Naslagwerken met een dubbele rol

In deze opsomming ontbreekt een belangrijke en bekende taalwebsite: die van VRT Taal. Die hoort immers in twee categorieën thuis, afhankelijk van wie hem gebruikt. Voor gewone taalgebruikers zoals u en ik is het een adviserende site, zoals taaladvies.net en de Taaltelefoon. Maar als je als presentator of journalist bij de VRT werkt, is deze site prescriptief: zij worden verondersteld zich te houden aan richtlijnen als ‘In België zijn ook ‘over de middag’ en ‘onder de middag’ gebruikelijk, maar we gebruiken de algemeen Nederlandse aanduidingen.’ De ‘we’ in deze zin heeft betrekking op die medewerkers. VRT Taal illustreert op die manier meteen hoe je een adviserend naslagwerk toch prescriptief kunt gebruiken.
Sommige krantenredacties publiceren hun stijlboeken ook voor het brede publiek, of hebben dat ooit gedaan. Iedereen kan zo het stijlboek van de Nederlandse krant Volkskrant gewoon raadplegen. Ook hiervoor geldt dat die stijlboeken echt prescriptief zijn voor de medewerkers van de krant in kwestie. Andere taalgebruikers kunnen nog steeds zelf bepalen hoe ze met die voorschriften omgaan.

Eigen verantwoordelijkheid

De meeste vrij toegankelijke naslagwerken zijn dus beschrijvend of adviserend. Ze laten zien hoe mensen taal gebruiken binnen de verschillende contexten en hoe ze oordelen over taalgebruik. Voor dat laatste worden labels als ‘formeel’, ‘spreektaal’, ‘standaardtaal’ gebruikt. Die labels geven aan in welke context mensen bepaalde woordvormen, uitdrukkingen, structuren en constructies geschikt vinden en in welke ze niet of minder aangewezen zijn. Soms omdat ze te formeel zijn (je gaat het niet hebben over ‘aanpalende woningen’ als je je buurman vraagt of hij akkoord gaat met een haag tussen jullie huizen), soms omdat ze te spreektalig zijn (het voornaamwoord ge/gij is niet geschikt voor het meeste mailverkeer), soms omdat veel mensen het nog afkeuren (‘ik noem Miet’ bijvoorbeeld geldt niet als standaardtaal).

Het is dus normaal dat je als taalgebruiker niet altijd een eenduidig antwoord vindt op een taaladviessite.

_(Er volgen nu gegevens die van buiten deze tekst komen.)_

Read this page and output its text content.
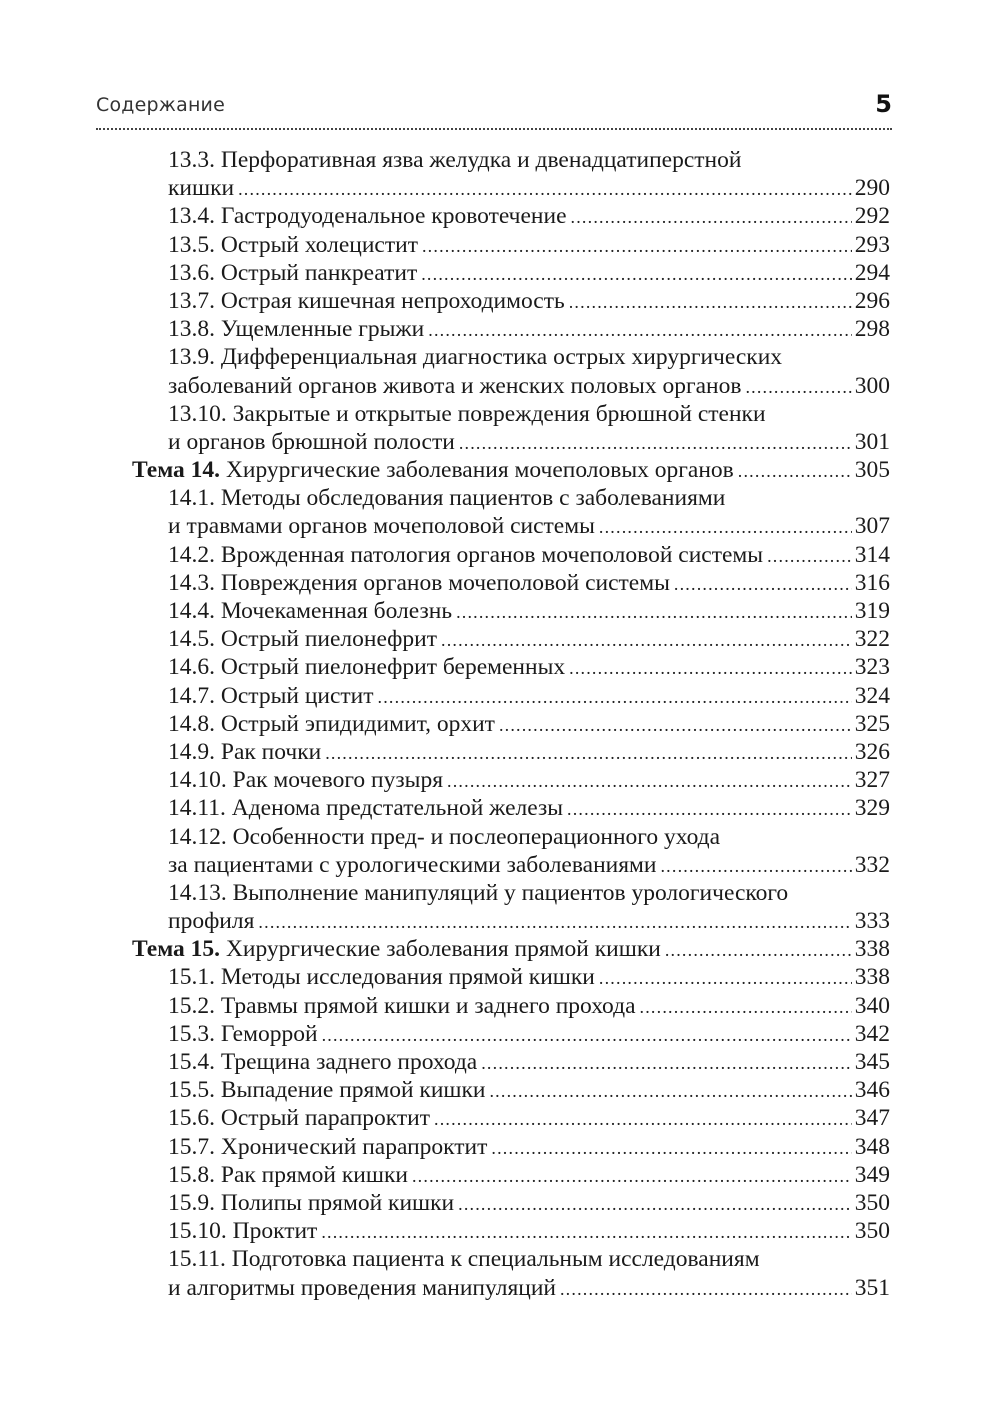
Содержание	5
13.3. Перфоративная язва желудка и двенадцатиперстной
кишки .....	290
13.4. Гастродуоденальное кровотечение .....	292
13.5. Острый холецистит .....	293
13.6. Острый панкреатит .....	294
13.7. Острая кишечная непроходимость .....	296
13.8. Ущемленные грыжи .....	298
13.9. Дифференциальная диагностика острых хирургических
заболеваний органов живота и женских половых органов .....	300
13.10. Закрытые и открытые повреждения брюшной стенки
и органов брюшной полости .....	301
Тема 14. Хирургические заболевания мочеполовых органов .....	305
14.1. Методы обследования пациентов с заболеваниями
и травмами органов мочеполовой системы .....	307
14.2. Врожденная патология органов мочеполовой системы .....	314
14.3. Повреждения органов мочеполовой системы .....	316
14.4. Мочекаменная болезнь .....	319
14.5. Острый пиелонефрит .....	322
14.6. Острый пиелонефрит беременных .....	323
14.7. Острый цистит .....	324
14.8. Острый эпидидимит, орхит .....	325
14.9. Рак почки .....	326
14.10. Рак мочевого пузыря .....	327
14.11. Аденома предстательной железы .....	329
14.12. Особенности пред- и послеоперационного ухода
за пациентами с урологическими заболеваниями .....	332
14.13. Выполнение манипуляций у пациентов урологического
профиля .....	333
Тема 15. Хирургические заболевания прямой кишки .....	338
15.1. Методы исследования прямой кишки .....	338
15.2. Травмы прямой кишки и заднего прохода .....	340
15.3. Геморрой .....	342
15.4. Трещина заднего прохода .....	345
15.5. Выпадение прямой кишки .....	346
15.6. Острый парапроктит .....	347
15.7. Хронический парапроктит .....	348
15.8. Рак прямой кишки .....	349
15.9. Полипы прямой кишки .....	350
15.10. Проктит .....	350
15.11. Подготовка пациента к специальным исследованиям
и алгоритмы проведения манипуляций .....	351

Zo’n site weet immers niet voor welke concrete context je op zoek bent. Daarom zijn de adviezen net zo breed mogelijk geformuleerd: zo kun je voor elke context een antwoord vinden. Maar de inschatting welk antwoord voor jouw context geldt, moet je als taalgebruiker wel zelf maken. Je moet met andere woorden zelf weten welk register past bij jouw context en neemt op basis van de informatie uit het adviserende naslagwerk een beslissing. De eindverantwoordelijkheid ligt bij jou, niet bij de taaladviseur. Dat kan eng aanvoelen, maar jij bent de enige die nu eenmaal alle relevante informatie heeft.

Wat doe ik hiermee?

Als je een schrijvend taalberoep uitoefent, wordt doorgaans verwacht dat je de standaardtaal hanteert. In heel specifieke gevallen kan het ook informele spreektaal zijn, maar dat weet je dan ook wel. Laten we daarom uitgaan van die standaardtaal. In dat geval kun je elk advies dat aangeeft dat x standaardtaal is en y niet als voorschrift interpreteren: gebruik alleen x. Als je voor een Belgisch doelpubliek schrijft, kun je alles wat ‘standaardtaal in België’ is gewoon gebruiken, maar dat kun je niet doen voor een Nederlands publiek of voor het hele taalgebied. Hetzelfde geldt uiteraard voor ‘standaardtaal in Nederland’ en een Nederlands doelpubliek.

Als je redigeert of corrigeert, kun je hetzelfde principe toepassen: als je standaardtaal verwacht, kun je die adviserende naslagwerken gebruiken als richtlijn, regel en als verantwoording tegenover degene wiens tekst je corrigeert. Wie een redactie leidt, kan die adviserende naslagwerken gebruiken om een eigen, prescriptieve huisstijl samen te stellen.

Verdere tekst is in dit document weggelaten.